La gauche politique et syndicale a balancé entre la crispation sur
les acquis de la période précédente et « l’accompagnement
social » de la précarisation et de la paupérisation des
travailleurs. Réformer ne consiste pas à s’adapter à l’injustice
du monde, mais à se donner les moyens théoriques et pratiques de la
faire reculer.
Il
est possible d’inventer ou réhabilité des lois et des règles
pour garantir la dignité de tous et la réduction des inégalités.

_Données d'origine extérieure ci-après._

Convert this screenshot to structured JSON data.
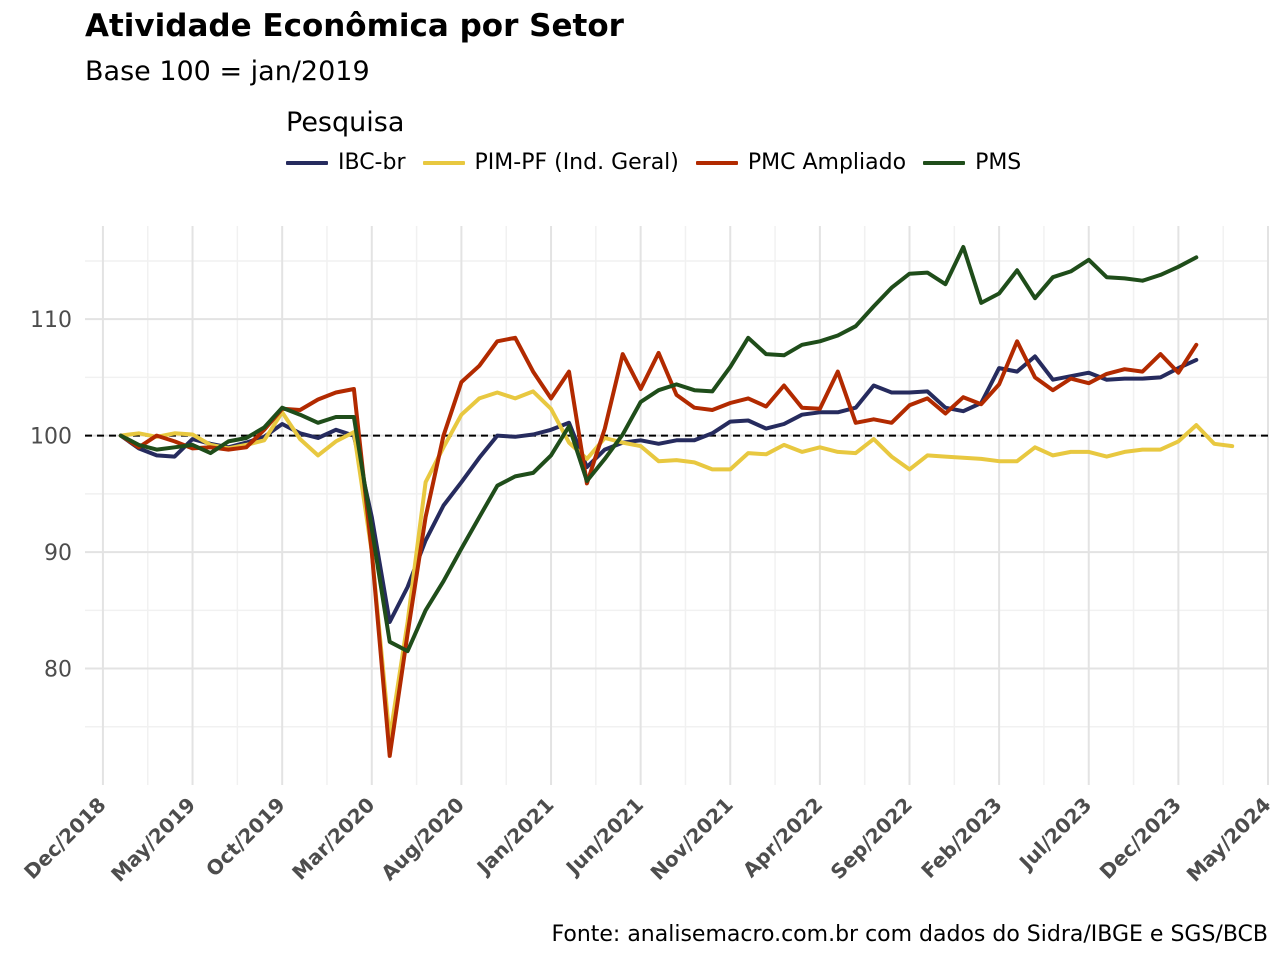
{
  "chart_data": {
    "type": "line",
    "title": "Atividade Econômica por Setor",
    "subtitle": "Base 100 = jan/2019",
    "legend_title": "Pesquisa",
    "legend_position": "top",
    "caption": "Fonte: analisemacro.com.br com dados do Sidra/IBGE e SGS/BCB",
    "x_tick_labels": [
      "Dec/2018",
      "May/2019",
      "Oct/2019",
      "Mar/2020",
      "Aug/2020",
      "Jan/2021",
      "Jun/2021",
      "Nov/2021",
      "Apr/2022",
      "Sep/2022",
      "Feb/2023",
      "Jul/2023",
      "Dec/2023",
      "May/2024"
    ],
    "y_ticks": [
      80,
      90,
      100,
      110
    ],
    "ylim": [
      70,
      118
    ],
    "x_range": [
      "2018-11",
      "2024-05"
    ],
    "grid": true,
    "reference_line": {
      "y": 100,
      "style": "dashed"
    },
    "x_start": "2019-01",
    "series": [
      {
        "name": "IBC-br",
        "color": "#262B5E",
        "values": [
          100,
          98.9,
          98.3,
          98.2,
          99.7,
          99.3,
          99.0,
          99.4,
          99.9,
          101.0,
          100.2,
          99.8,
          100.5,
          100.0,
          93.0,
          84.0,
          87.0,
          91.0,
          94.0,
          96.0,
          98.1,
          100.0,
          99.9,
          100.1,
          100.5,
          101.1,
          97.3,
          98.8,
          99.4,
          99.6,
          99.3,
          99.6,
          99.6,
          100.2,
          101.2,
          101.3,
          100.6,
          101.0,
          101.8,
          102.0,
          102.0,
          102.4,
          104.3,
          103.7,
          103.7,
          103.8,
          102.4,
          102.1,
          102.8,
          105.8,
          105.5,
          106.8,
          104.8,
          105.1,
          105.4,
          104.8,
          104.9,
          104.9,
          105.0,
          105.8,
          106.5
        ]
      },
      {
        "name": "PIM-PF (Ind. Geral)",
        "color": "#E8C840",
        "values": [
          100,
          100.2,
          99.9,
          100.2,
          100.1,
          99.2,
          98.9,
          99.2,
          99.6,
          102.0,
          99.7,
          98.3,
          99.5,
          100.3,
          90.0,
          74.0,
          84.0,
          96.0,
          99.0,
          101.8,
          103.2,
          103.7,
          103.2,
          103.8,
          102.3,
          99.4,
          98.0,
          99.8,
          99.4,
          99.1,
          97.8,
          97.9,
          97.7,
          97.1,
          97.1,
          98.5,
          98.4,
          99.2,
          98.6,
          99.0,
          98.6,
          98.5,
          99.7,
          98.2,
          97.1,
          98.3,
          98.2,
          98.1,
          98.0,
          97.8,
          97.8,
          99.0,
          98.3,
          98.6,
          98.6,
          98.2,
          98.6,
          98.8,
          98.8,
          99.5,
          100.9,
          99.3,
          99.1
        ]
      },
      {
        "name": "PMC Ampliado",
        "color": "#B22A00",
        "values": [
          100,
          99.0,
          100.0,
          99.5,
          98.9,
          99.0,
          98.8,
          99.0,
          100.5,
          102.3,
          102.2,
          103.1,
          103.7,
          104.0,
          90.0,
          72.5,
          83.0,
          93.0,
          100.0,
          104.6,
          106.0,
          108.1,
          108.4,
          105.5,
          103.2,
          105.5,
          95.9,
          100.6,
          107.0,
          104.0,
          107.1,
          103.5,
          102.4,
          102.2,
          102.8,
          103.2,
          102.5,
          104.3,
          102.4,
          102.3,
          105.5,
          101.1,
          101.4,
          101.1,
          102.6,
          103.2,
          101.9,
          103.3,
          102.7,
          104.4,
          108.1,
          105.0,
          103.9,
          104.9,
          104.5,
          105.3,
          105.7,
          105.5,
          107.0,
          105.4,
          107.8
        ]
      },
      {
        "name": "PMS",
        "color": "#1F4D1A",
        "values": [
          100,
          99.2,
          98.8,
          99.0,
          99.2,
          98.5,
          99.5,
          99.8,
          100.7,
          102.4,
          101.8,
          101.1,
          101.6,
          101.6,
          92.0,
          82.3,
          81.5,
          85.0,
          87.5,
          90.3,
          93.0,
          95.7,
          96.5,
          96.8,
          98.3,
          100.8,
          96.1,
          98.0,
          100.1,
          102.9,
          103.9,
          104.4,
          103.9,
          103.8,
          105.9,
          108.4,
          107.0,
          106.9,
          107.8,
          108.1,
          108.6,
          109.4,
          111.1,
          112.7,
          113.9,
          114.0,
          113.0,
          116.2,
          111.4,
          112.2,
          114.2,
          111.8,
          113.6,
          114.1,
          115.1,
          113.6,
          113.5,
          113.3,
          113.8,
          114.5,
          115.3
        ]
      }
    ]
  }
}
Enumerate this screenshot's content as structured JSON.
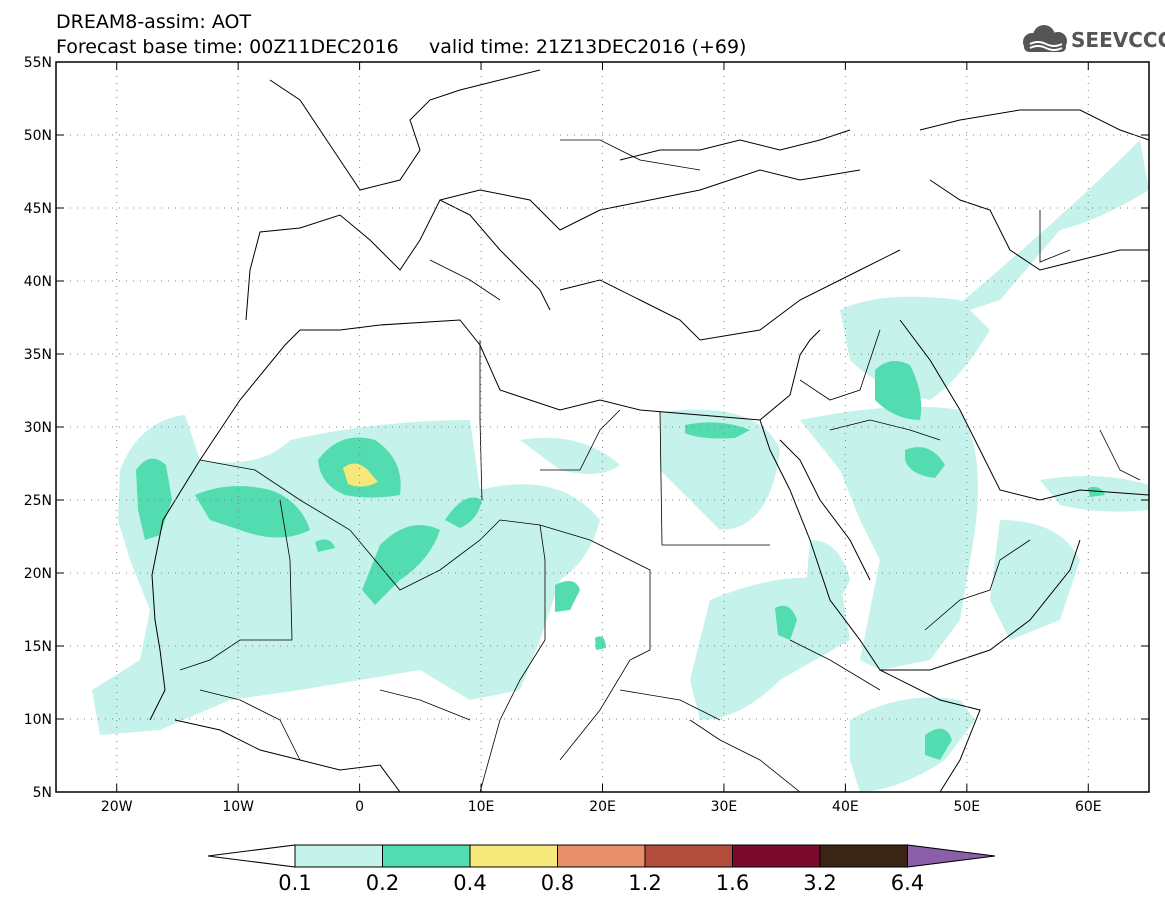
{
  "title": {
    "line1": "DREAM8-assim: AOT",
    "line2": "Forecast base time: 00Z11DEC2016     valid time: 21Z13DEC2016 (+69)"
  },
  "logo": {
    "text": "SEEVCCC",
    "icon": "cloud-logo-icon",
    "color": "#555555"
  },
  "map": {
    "lon_range": [
      -25,
      65
    ],
    "lat_range": [
      5,
      55
    ],
    "lon_ticks": [
      {
        "value": -20,
        "label": "20W"
      },
      {
        "value": -10,
        "label": "10W"
      },
      {
        "value": 0,
        "label": "0"
      },
      {
        "value": 10,
        "label": "10E"
      },
      {
        "value": 20,
        "label": "20E"
      },
      {
        "value": 30,
        "label": "30E"
      },
      {
        "value": 40,
        "label": "40E"
      },
      {
        "value": 50,
        "label": "50E"
      },
      {
        "value": 60,
        "label": "60E"
      }
    ],
    "lat_ticks": [
      {
        "value": 55,
        "label": "55N"
      },
      {
        "value": 50,
        "label": "50N"
      },
      {
        "value": 45,
        "label": "45N"
      },
      {
        "value": 40,
        "label": "40N"
      },
      {
        "value": 35,
        "label": "35N"
      },
      {
        "value": 30,
        "label": "30N"
      },
      {
        "value": 25,
        "label": "25N"
      },
      {
        "value": 20,
        "label": "20N"
      },
      {
        "value": 15,
        "label": "15N"
      },
      {
        "value": 10,
        "label": "10N"
      },
      {
        "value": 5,
        "label": "5N"
      }
    ],
    "grid": true,
    "variable": "AOT"
  },
  "colorbar": {
    "levels": [
      "0.1",
      "0.2",
      "0.4",
      "0.8",
      "1.2",
      "1.6",
      "3.2",
      "6.4"
    ],
    "colors": [
      "#ffffff",
      "#c5f2ea",
      "#52dcb0",
      "#f6e87a",
      "#e8906a",
      "#b24d3e",
      "#7a0a2c",
      "#3a2414",
      "#8a5fa8"
    ]
  }
}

« Le gouvernement doit prendre des mesures pour éviter que tout
l’argent ne s’accumule en un petit nombre de mains ; l’argent,
comme le fumier, ne fructifie que si l’on prend soin de le
reprendre » Francis Bacon (1625). L’Etat doit réaffirmer que son
rôle n’est pas de « rendre les humains « employables » mais de
leur procurer les occasions de donner toute la mesure de leur
habileté et de leurs connaissances et de contribuer le mieux au
bien-être commun ».
Lutter
contre « l’effet Mathieu » (= capacité des forts à bénéficier
des dispositifs visant à améliorer le sort de plus faibles) :
l’école consacre plus de moyens pour les enfants des milieux aisés
qui font de plus grandes études ; les ouvriers cotisent plus
longtemps que les cadres pour une retraites plus courte en raison de
leur espérance de vie plus faible, etc.
Donner
des capacités d’action collective aux citoyens afin qu’ils
puissent « contribuer
aux
bien communs », notamment en mobilisant les consommateurs ou les
investisseurs ou encore en construisant des actions collectives
internationales pour contrer l’insaisissabilité des multinationale
par les outils de réglementation nationaux. Définir collectivement
et démocratiquement ce qui doit revenir à chacun et ce que chacun
peut donner à la collectivité : la justice sociale est la quête
permanente d’un équilibre entre liberté et égalité. Le livre
d’A. Supiot est un vibrant appel à s’interroger sur les
finalités de l’économie, en s’inspirant de l’élan humaniste
de l’après guerre. C’est aussi une invitation à lutter contre
la fatalité : s’il existe des lois physiques intangibles, les lois
économiques répondent à des choix politiques.